II.Mustafa (Îkbalî)
II.MUSTAFA HAYATI
6 Şubat 1664 tarihinde İstanbul’da doğan II. Mustafa, Emetullah Rabia Gülnuş Sultan’ın ve Sultan IV. Mehmed’in çocuğudur. II. Mustafa iyi bir şehzade eğitimi alarak büyümüştür. Dönemin çeşitli hocalarından almış olduğu ilmi derslerin yanında ailesi de II. Mustafa ile ilgilenmiştir. Bu sebeple ilmi bilgilerinin oldukça kuvvetli olduğu bilinmektedir.
Sultan II. Ahmed’in 1695 yılında vefat etmesinin ardından hükümdarlık tahtına geçen II. Mustafa, dini değerlere saygılı ve bağlı bir padişahtır.

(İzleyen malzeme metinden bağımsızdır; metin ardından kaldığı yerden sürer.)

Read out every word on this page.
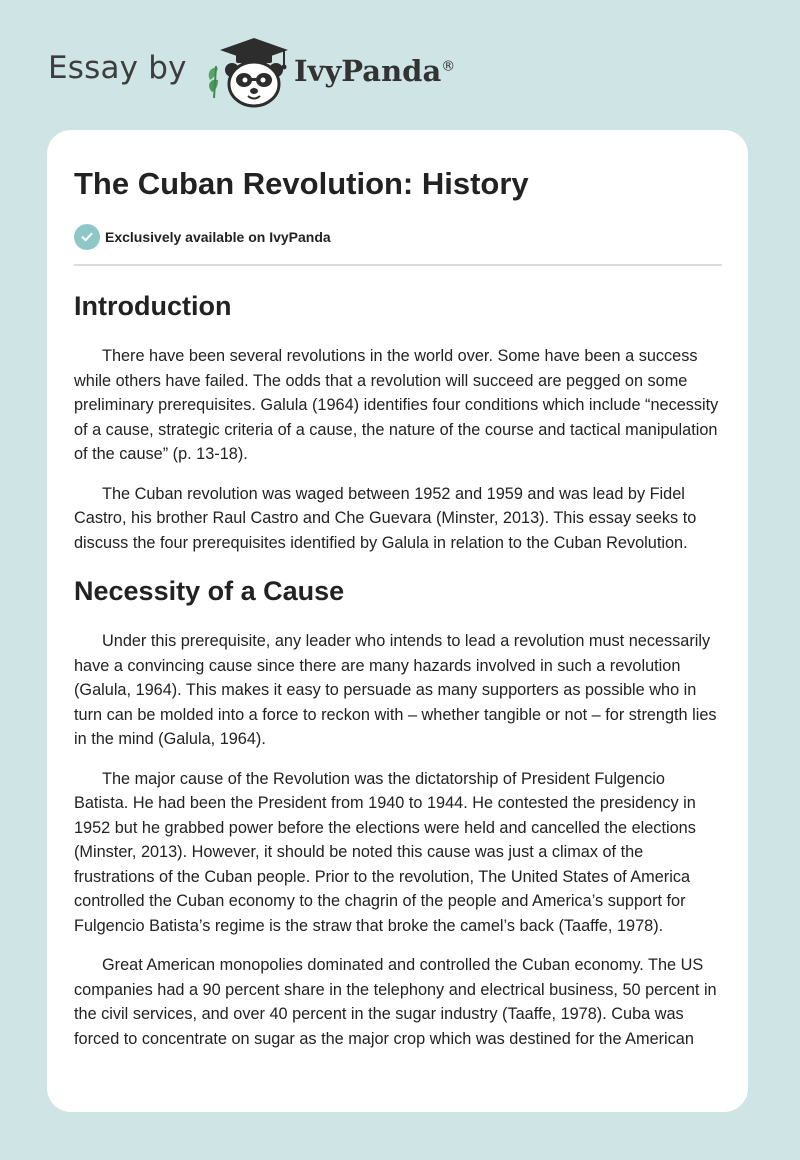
Essay by	IvyPanda®
The Cuban Revolution: History
Exclusively available on IvyPanda
Introduction

There have been several revolutions in the world over. Some have been a success while others have failed. The odds that a revolution will succeed are pegged on some preliminary prerequisites. Galula (1964) identifies four conditions which include “necessity of a cause, strategic criteria of a cause, the nature of the course and tactical manipulation of the cause” (p. 13-18).

The Cuban revolution was waged between 1952 and 1959 and was lead by Fidel Castro, his brother Raul Castro and Che Guevara (Minster, 2013). This essay seeks to discuss the four prerequisites identified by Galula in relation to the Cuban Revolution.

Necessity of a Cause

Under this prerequisite, any leader who intends to lead a revolution must necessarily have a convincing cause since there are many hazards involved in such a revolution (Galula, 1964). This makes it easy to persuade as many supporters as possible who in turn can be molded into a force to reckon with – whether tangible or not – for strength lies in the mind (Galula, 1964).

The major cause of the Revolution was the dictatorship of President Fulgencio Batista. He had been the President from 1940 to 1944. He contested the presidency in 1952 but he grabbed power before the elections were held and cancelled the elections (Minster, 2013). However, it should be noted this cause was just a climax of the frustrations of the Cuban people. Prior to the revolution, The United States of America controlled the Cuban economy to the chagrin of the people and America’s support for Fulgencio Batista’s regime is the straw that broke the camel’s back (Taaffe, 1978).

Great American monopolies dominated and controlled the Cuban economy. The US companies had a 90 percent share in the telephony and electrical business, 50 percent in the civil services, and over 40 percent in the sugar industry (Taaffe, 1978). Cuba was forced to concentrate on sugar as the major crop which was destined for the American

Padişahlık tahtına çıkmasından henüz üç gün geçmesinin ardından hatt-ı hümâyûn adında bir yazı yayınladı. Bu yazıda padişah olduğu dönemde yapacağı işleri ve devleti bekleyen yeni kanunları yazmıştır. Yazının önemli kısımlarından birisi “zevk, sefa ve rahatı kendimize haram eylemişiz” bölümüdür.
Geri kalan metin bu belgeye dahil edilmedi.